Déjeunant de l’autel et soupant du théâtre.

Elle n’aurait qu’à répondre pour toute explication : « Je suis esprit, et rien de ce qui tient aux choses de l’esprit ne me paraît étranger. »

Villon était enfant de Paris, et né vers la place Maubert, je pense. Molière est né sous les piliers des halles ; Boileau dans la Cité, à l’ombre du Palais-de-Justice ; et Béranger a joué avec les écailles d’huîtres de la rue Montorgueil. M. Scribe aussi est un enfant de Paris, et, comme tous ceux-là, à sa manière il l’a, ce semble, bien montré. Il est né le 24 décembre 1791, en pleine rue Saint-Denis[1], dans le magasin de soieries à l’enseigne du Chat-Noir, où son père fit une honorable fortune : depuis lors, la maison, en gardant l’enseigne de bon augure, s’est convertie, me dit-on, de magasin de soieries, en boutique de confiseur. Mais je ne veux pas symboliser.

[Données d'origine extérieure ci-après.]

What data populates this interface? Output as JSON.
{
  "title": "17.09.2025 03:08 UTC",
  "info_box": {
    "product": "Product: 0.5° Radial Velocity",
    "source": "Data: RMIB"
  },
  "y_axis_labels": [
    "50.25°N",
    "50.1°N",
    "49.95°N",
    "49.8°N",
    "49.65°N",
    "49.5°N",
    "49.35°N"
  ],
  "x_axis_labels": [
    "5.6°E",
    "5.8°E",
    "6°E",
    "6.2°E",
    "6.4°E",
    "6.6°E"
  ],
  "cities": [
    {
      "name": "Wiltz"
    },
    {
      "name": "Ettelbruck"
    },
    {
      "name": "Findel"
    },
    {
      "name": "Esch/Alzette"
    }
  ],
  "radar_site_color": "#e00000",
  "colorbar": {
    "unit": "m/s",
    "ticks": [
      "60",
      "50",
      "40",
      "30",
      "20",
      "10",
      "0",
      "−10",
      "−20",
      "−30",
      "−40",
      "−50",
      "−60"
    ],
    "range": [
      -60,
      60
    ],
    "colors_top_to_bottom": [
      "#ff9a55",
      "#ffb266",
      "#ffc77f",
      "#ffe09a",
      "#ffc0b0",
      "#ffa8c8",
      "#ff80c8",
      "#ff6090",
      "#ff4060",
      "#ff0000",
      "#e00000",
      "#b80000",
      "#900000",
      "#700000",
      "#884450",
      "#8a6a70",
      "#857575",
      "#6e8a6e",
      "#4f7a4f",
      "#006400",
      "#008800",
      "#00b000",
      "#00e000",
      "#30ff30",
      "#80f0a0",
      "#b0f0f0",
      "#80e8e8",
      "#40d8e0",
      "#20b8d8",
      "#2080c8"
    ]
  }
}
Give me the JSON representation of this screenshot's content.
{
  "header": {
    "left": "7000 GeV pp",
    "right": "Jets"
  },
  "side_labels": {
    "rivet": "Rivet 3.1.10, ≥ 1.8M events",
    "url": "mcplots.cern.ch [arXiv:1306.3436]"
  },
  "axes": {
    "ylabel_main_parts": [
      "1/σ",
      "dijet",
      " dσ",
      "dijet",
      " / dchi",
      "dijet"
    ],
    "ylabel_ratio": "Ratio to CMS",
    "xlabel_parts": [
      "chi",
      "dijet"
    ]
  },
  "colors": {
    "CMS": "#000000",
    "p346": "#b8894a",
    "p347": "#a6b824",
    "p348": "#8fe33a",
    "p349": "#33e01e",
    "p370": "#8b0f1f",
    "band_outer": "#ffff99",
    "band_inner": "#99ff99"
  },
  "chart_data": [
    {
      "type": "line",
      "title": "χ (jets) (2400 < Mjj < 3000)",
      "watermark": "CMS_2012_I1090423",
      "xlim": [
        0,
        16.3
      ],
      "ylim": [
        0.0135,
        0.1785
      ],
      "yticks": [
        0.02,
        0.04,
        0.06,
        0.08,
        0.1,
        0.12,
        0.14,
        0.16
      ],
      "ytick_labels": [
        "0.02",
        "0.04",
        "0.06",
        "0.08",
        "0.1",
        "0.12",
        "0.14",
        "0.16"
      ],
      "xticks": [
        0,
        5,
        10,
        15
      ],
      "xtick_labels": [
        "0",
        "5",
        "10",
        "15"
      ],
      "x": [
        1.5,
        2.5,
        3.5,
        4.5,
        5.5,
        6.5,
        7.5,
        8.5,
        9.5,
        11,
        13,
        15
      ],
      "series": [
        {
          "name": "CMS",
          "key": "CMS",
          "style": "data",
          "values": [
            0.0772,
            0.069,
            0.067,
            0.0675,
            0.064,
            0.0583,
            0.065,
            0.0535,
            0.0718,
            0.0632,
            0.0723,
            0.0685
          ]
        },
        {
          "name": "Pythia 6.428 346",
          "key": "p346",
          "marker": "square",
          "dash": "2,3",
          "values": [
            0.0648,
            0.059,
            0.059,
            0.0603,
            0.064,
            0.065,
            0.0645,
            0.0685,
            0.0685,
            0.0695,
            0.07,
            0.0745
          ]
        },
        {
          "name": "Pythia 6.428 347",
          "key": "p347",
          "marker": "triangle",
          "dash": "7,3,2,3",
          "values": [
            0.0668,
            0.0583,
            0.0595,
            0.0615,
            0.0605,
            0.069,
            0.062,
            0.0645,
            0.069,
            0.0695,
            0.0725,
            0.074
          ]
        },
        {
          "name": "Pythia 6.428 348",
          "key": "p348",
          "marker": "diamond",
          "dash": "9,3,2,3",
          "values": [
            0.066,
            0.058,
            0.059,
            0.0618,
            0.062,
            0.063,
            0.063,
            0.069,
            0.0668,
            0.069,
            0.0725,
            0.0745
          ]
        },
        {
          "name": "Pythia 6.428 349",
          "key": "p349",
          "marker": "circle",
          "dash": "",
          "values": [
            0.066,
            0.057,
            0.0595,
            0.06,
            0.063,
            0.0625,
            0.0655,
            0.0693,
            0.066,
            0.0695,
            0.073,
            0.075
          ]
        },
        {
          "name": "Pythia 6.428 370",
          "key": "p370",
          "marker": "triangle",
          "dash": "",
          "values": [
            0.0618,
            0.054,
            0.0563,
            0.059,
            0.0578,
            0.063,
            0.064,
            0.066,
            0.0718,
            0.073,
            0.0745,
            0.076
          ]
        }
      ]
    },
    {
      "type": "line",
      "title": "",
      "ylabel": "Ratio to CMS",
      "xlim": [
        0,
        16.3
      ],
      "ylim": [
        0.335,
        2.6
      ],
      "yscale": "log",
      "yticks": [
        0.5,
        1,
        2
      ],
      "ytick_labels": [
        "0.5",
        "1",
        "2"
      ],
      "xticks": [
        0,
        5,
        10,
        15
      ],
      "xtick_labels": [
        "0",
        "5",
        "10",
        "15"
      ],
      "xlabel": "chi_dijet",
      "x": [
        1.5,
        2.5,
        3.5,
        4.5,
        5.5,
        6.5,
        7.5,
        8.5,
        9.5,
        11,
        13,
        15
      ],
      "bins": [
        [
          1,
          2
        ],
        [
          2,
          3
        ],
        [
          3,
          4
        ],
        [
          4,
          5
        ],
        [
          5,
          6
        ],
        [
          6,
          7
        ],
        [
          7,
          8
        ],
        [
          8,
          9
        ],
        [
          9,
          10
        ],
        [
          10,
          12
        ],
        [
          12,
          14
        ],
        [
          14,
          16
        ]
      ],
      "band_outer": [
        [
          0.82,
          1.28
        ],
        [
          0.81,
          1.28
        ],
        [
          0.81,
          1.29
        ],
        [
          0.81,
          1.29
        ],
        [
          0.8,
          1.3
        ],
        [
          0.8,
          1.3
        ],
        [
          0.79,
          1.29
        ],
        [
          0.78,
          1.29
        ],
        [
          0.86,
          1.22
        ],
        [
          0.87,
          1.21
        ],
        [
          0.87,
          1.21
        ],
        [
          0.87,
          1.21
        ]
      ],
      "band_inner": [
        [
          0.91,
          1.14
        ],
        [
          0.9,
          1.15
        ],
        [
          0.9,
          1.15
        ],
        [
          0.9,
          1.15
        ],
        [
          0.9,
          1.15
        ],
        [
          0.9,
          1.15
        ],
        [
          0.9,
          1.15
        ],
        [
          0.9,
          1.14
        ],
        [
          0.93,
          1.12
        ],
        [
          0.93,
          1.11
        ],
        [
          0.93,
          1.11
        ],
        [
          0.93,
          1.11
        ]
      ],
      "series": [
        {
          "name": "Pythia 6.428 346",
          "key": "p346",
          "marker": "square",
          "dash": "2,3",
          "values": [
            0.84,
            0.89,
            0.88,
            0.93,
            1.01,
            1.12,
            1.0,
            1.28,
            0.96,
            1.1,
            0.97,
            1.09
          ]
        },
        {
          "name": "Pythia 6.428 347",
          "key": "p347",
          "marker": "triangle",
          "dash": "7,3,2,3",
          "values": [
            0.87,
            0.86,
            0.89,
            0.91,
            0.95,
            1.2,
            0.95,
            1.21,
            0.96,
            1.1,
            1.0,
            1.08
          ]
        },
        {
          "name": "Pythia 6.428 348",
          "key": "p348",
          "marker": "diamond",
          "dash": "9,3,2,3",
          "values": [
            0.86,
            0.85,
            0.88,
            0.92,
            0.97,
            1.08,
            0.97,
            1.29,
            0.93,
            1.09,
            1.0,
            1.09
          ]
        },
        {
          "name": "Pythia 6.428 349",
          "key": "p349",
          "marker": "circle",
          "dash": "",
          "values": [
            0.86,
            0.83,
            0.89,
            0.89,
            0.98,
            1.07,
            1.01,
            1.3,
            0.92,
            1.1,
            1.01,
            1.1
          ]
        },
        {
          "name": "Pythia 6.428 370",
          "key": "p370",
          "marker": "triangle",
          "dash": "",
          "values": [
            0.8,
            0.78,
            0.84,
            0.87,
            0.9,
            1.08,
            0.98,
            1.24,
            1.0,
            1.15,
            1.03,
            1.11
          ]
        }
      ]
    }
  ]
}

Il fit de bonnes et intelligentes études au collége Sainte-Barbe ; sa mère, qui l’aimait très tendrement, le poussait à une émulation extrême qui, dans un caractère moins uni, eût pu engendrer la vanité. Il régnait alors dans les colléges et à Sainte-Barbe en particulier un esprit de famille et de camaraderie cordiale qui ne s’est pas perpétué partout. Les jeunes gens étaient plus naturellement gais, moins ambitieux qu’on ne les voit à présent, et les amitiés premières faisaient aisément religion dans la vie. Eugène Scribe suivait les cours du lycée Napoléon (Henri IV), et il s’y lia d’une étroite amitié avec les frères Delavigne. On se souvient encore à Sainte-Barbe d’une thèse soutenue publiquement par lui contre M. Bernard (de Rennes), son camarade de classe.

Mais le collége l’occupait moins déjà que le théâtre ; il y était attiré par une vocation précoce et sûre. Si, à quelque jour de congé, au spectacle, on lui avait nommé dans la salle quelque vaudevilliste illustre d’alors, il se sentait piqué au jeu comme au nom d’un Miltiade ; une ébauche de pièce ne tardait pas à suivre. Il fit ainsi bien des essais dès le collége ou dans l’étude d’avoué où il entra pour quelque temps ; car sa mère, en mourant, avait exprimé le désir qu’il fût avocat, et M. Bonnet, son tuteur, y tenait la main. M. Guillonné-Merville, l’avoué, qui, cependant, ne le voyait presque jamais,

  1. Au coin d’une autre rue moins bourgeoise, que notre parler délicat ne permet plus de nommer.